YAKLAŞIK 5 YILLIK BİR ESARET
Birinci Dünya Savaşı'nın ardından İngiltere ve Fransa öncülüğündeki itilaf devletlerinin, 30 Ekim 1918'de imzalanan Mondros Ateşkes Antlaşması'nı gerekçe göstererek 13 Kasım 1918'de Haydarpaşa önlerine donanmalarını demirleyerek, Osmanlı'nın başkenti İstanbul'u işgal ettiler. İstanbul, yaklaşık 4 yıl 10 ay 23 gün süren esaretin ardından 6 Ekim 1923'te özgürlüğüne kavuşturuldu. Kurtuluş mücadelesinin zaferle sonuçlanmasının akabinde imzalanan Lozan Barış Antlaşması'ndan sonra, Şükrü Naili Paşa komutasındaki 3. Kolordunun girdiği İstanbul, yeniden hür oldu. Türk ordusu şehre girdiğinde Sultanahmet Camisi'nin 6 minaresinin her birinden ayrı bir müezzin ezan ve naat okudu.

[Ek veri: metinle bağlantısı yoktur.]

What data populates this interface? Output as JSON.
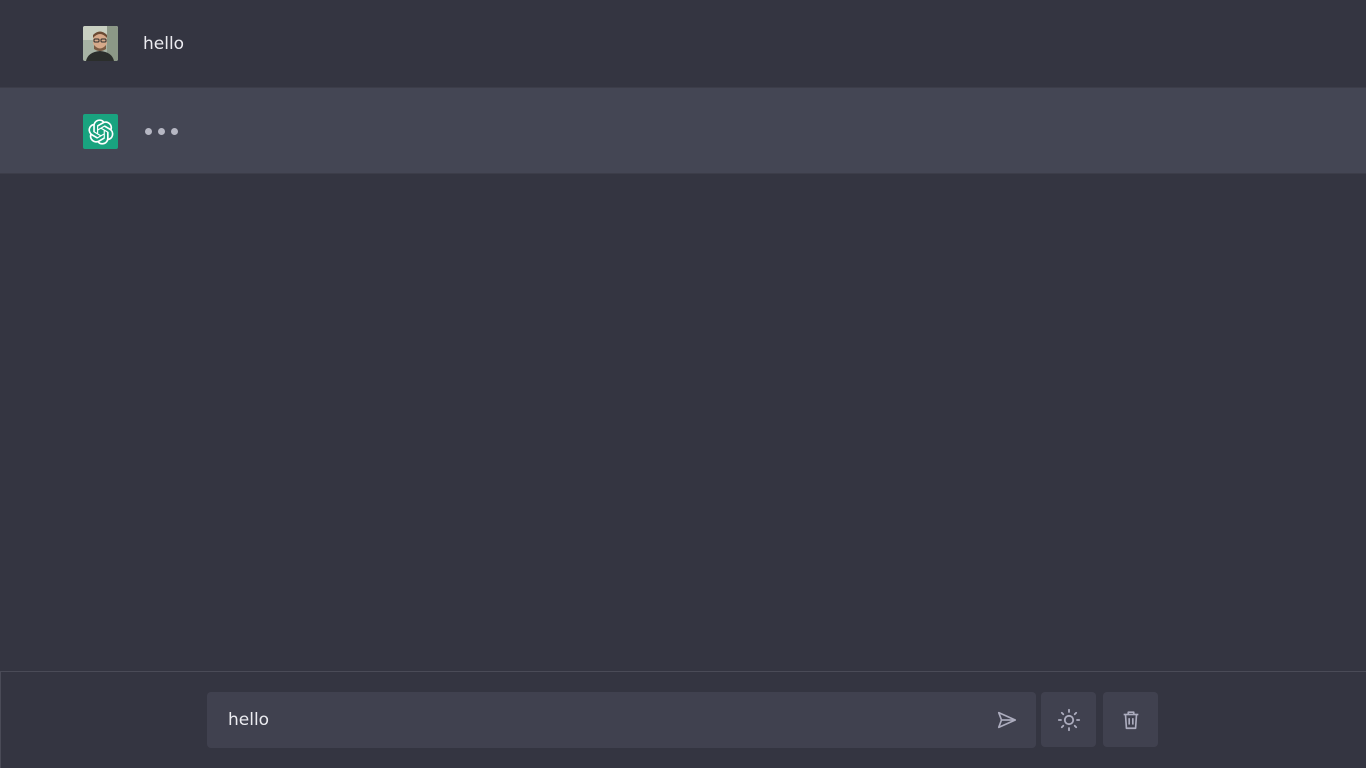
{
  "conversation": {
    "messages": [
      {
        "role": "user",
        "text": "hello",
        "avatar": "user-photo-avatar"
      },
      {
        "role": "assistant",
        "status": "typing",
        "avatar": "openai-logo-icon"
      }
    ]
  },
  "composer": {
    "input_value": "hello",
    "send_icon": "send-icon",
    "theme_icon": "sun-icon",
    "clear_icon": "trash-icon"
  },
  "colors": {
    "background": "#343541",
    "assistant_row": "#444654",
    "input_bg": "#40414f",
    "brand": "#19a37f",
    "text": "#ececf1",
    "icon": "#acacbe"
  }
}
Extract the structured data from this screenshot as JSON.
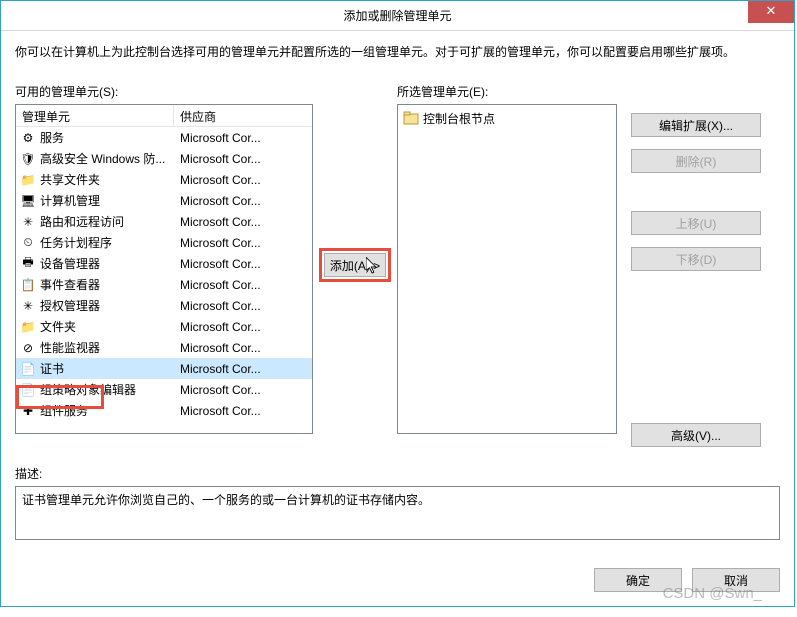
{
  "titlebar": {
    "title": "添加或删除管理单元"
  },
  "instruction": "你可以在计算机上为此控制台选择可用的管理单元并配置所选的一组管理单元。对于可扩展的管理单元，你可以配置要启用哪些扩展项。",
  "available_label": "可用的管理单元(S):",
  "selected_label": "所选管理单元(E):",
  "columns": {
    "name": "管理单元",
    "vendor": "供应商"
  },
  "snapins": [
    {
      "name": "服务",
      "vendor": "Microsoft Cor...",
      "icon": "gear-icon"
    },
    {
      "name": "高级安全 Windows 防...",
      "vendor": "Microsoft Cor...",
      "icon": "shield-icon"
    },
    {
      "name": "共享文件夹",
      "vendor": "Microsoft Cor...",
      "icon": "folder-share-icon"
    },
    {
      "name": "计算机管理",
      "vendor": "Microsoft Cor...",
      "icon": "computer-icon"
    },
    {
      "name": "路由和远程访问",
      "vendor": "Microsoft Cor...",
      "icon": "network-icon"
    },
    {
      "name": "任务计划程序",
      "vendor": "Microsoft Cor...",
      "icon": "clock-icon"
    },
    {
      "name": "设备管理器",
      "vendor": "Microsoft Cor...",
      "icon": "device-icon"
    },
    {
      "name": "事件查看器",
      "vendor": "Microsoft Cor...",
      "icon": "event-icon"
    },
    {
      "name": "授权管理器",
      "vendor": "Microsoft Cor...",
      "icon": "key-icon"
    },
    {
      "name": "文件夹",
      "vendor": "Microsoft Cor...",
      "icon": "folder-icon"
    },
    {
      "name": "性能监视器",
      "vendor": "Microsoft Cor...",
      "icon": "perf-icon"
    },
    {
      "name": "证书",
      "vendor": "Microsoft Cor...",
      "icon": "certificate-icon",
      "selected": true
    },
    {
      "name": "组策略对象编辑器",
      "vendor": "Microsoft Cor...",
      "icon": "policy-icon"
    },
    {
      "name": "组件服务",
      "vendor": "Microsoft Cor...",
      "icon": "component-icon"
    }
  ],
  "selected_tree": {
    "root": "控制台根节点",
    "icon": "console-root-icon"
  },
  "buttons": {
    "add": "添加(A) >",
    "edit_ext": "编辑扩展(X)...",
    "remove": "删除(R)",
    "move_up": "上移(U)",
    "move_down": "下移(D)",
    "advanced": "高级(V)...",
    "ok": "确定",
    "cancel": "取消"
  },
  "description": {
    "label": "描述:",
    "text": "证书管理单元允许你浏览自己的、一个服务的或一台计算机的证书存储内容。"
  },
  "watermark": "CSDN @Swn_",
  "icon_glyph": {
    "gear-icon": "⚙",
    "shield-icon": "🛡",
    "folder-share-icon": "📁",
    "computer-icon": "🖥",
    "network-icon": "✳",
    "clock-icon": "⏲",
    "device-icon": "🖶",
    "event-icon": "📋",
    "key-icon": "✳",
    "folder-icon": "📁",
    "perf-icon": "⊘",
    "certificate-icon": "📄",
    "policy-icon": "📄",
    "component-icon": "✚",
    "console-root-icon": "📁"
  }
}
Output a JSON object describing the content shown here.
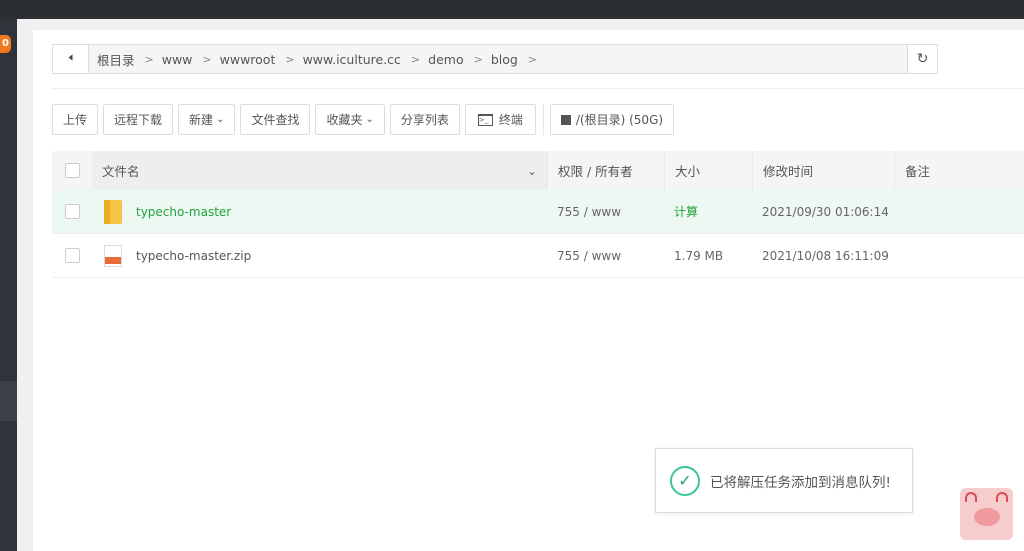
{
  "sidebar": {
    "badge": "0"
  },
  "breadcrumb": {
    "items": [
      "根目录",
      "www",
      "wwwroot",
      "www.iculture.cc",
      "demo",
      "blog"
    ],
    "separator": ">"
  },
  "toolbar": {
    "upload": "上传",
    "remote_download": "远程下载",
    "new": "新建",
    "file_search": "文件查找",
    "favorites": "收藏夹",
    "share_list": "分享列表",
    "terminal": "终端",
    "disk": "/(根目录) (50G)"
  },
  "table": {
    "headers": {
      "name": "文件名",
      "perm": "权限 / 所有者",
      "size": "大小",
      "mtime": "修改时间",
      "note": "备注"
    },
    "rows": [
      {
        "name": "typecho-master",
        "perm": "755 / www",
        "size": "计算",
        "mtime": "2021/09/30 01:06:14",
        "note": "",
        "type": "folder"
      },
      {
        "name": "typecho-master.zip",
        "perm": "755 / www",
        "size": "1.79 MB",
        "mtime": "2021/10/08 16:11:09",
        "note": "",
        "type": "zip"
      }
    ]
  },
  "toast": {
    "message": "已将解压任务添加到消息队列!"
  },
  "colors": {
    "accent": "#20a53a",
    "badge": "#f0791f",
    "highlight_row": "#eef8f2"
  }
}
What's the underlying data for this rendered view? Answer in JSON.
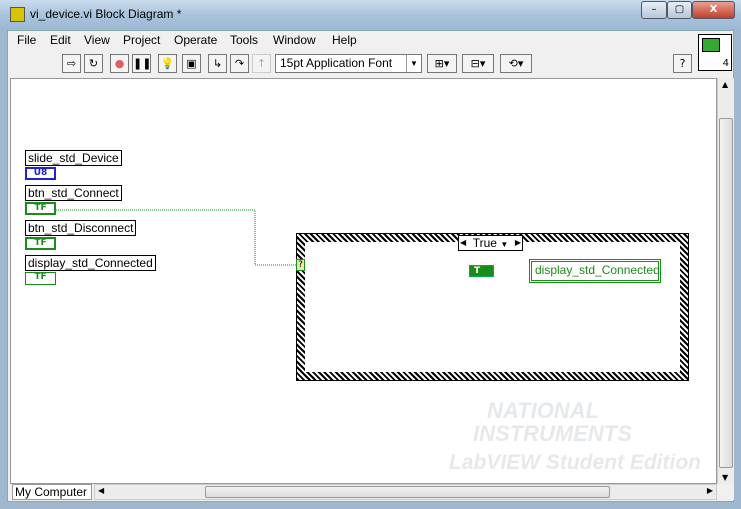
{
  "window": {
    "title": "vi_device.vi Block Diagram *",
    "minimize": "–",
    "maximize": "▢",
    "close": "X"
  },
  "menu": [
    "File",
    "Edit",
    "View",
    "Project",
    "Operate",
    "Tools",
    "Window",
    "Help"
  ],
  "toolbar": {
    "font": "15pt Application Font",
    "help": "?",
    "icon_pane_number": "4"
  },
  "terminals": [
    {
      "label": "slide_std_Device",
      "type": "U8",
      "color": "#2323c8"
    },
    {
      "label": "btn_std_Connect",
      "type": "TF",
      "color": "#1a8c1a"
    },
    {
      "label": "btn_std_Disconnect",
      "type": "TF",
      "color": "#1a8c1a"
    },
    {
      "label": "display_std_Connected",
      "type": "TF",
      "color": "#1a8c1a"
    }
  ],
  "case_structure": {
    "selector": "True",
    "terminal": "?",
    "constant": "T",
    "indicator": "display_std_Connected"
  },
  "status": {
    "context": "My Computer"
  },
  "watermark": {
    "line1": "NATIONAL",
    "line2": "INSTRUMENTS",
    "line3": "LabVIEW Student Edition"
  }
}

50 BİN KİŞİLİK İŞGAL ORDUSU
3 bin 500 askerle askerle karaya çıkan işgal ordusu, İstanbul'u kontrol altına alabilmek için bir sene gibi kısa bir süre zarfında asker sayısını 50 bin kişiye çıkarttı. Şehirin gökyüzünde halkı korkutmak için düşman uçakları aralıksız uçuyordu. Donanmanın topları ise şehre ateşlenmek üzere tarihi yarımadanın üzerine çevrilmişti. İngilizler ve Fransızlar, İstanbul sokaklarında tantanalı resmi geçitler yaparak halk ve yöneticiler üzerinde baskı oluşturmaya çalışıyordu. Bütün bunlara rağmen, şehrin kontrolünü ele tam geçiremediler. Ve Türk milletinin şanlı zaferinin ardından şehri teslim etmek zorunda kaldılar.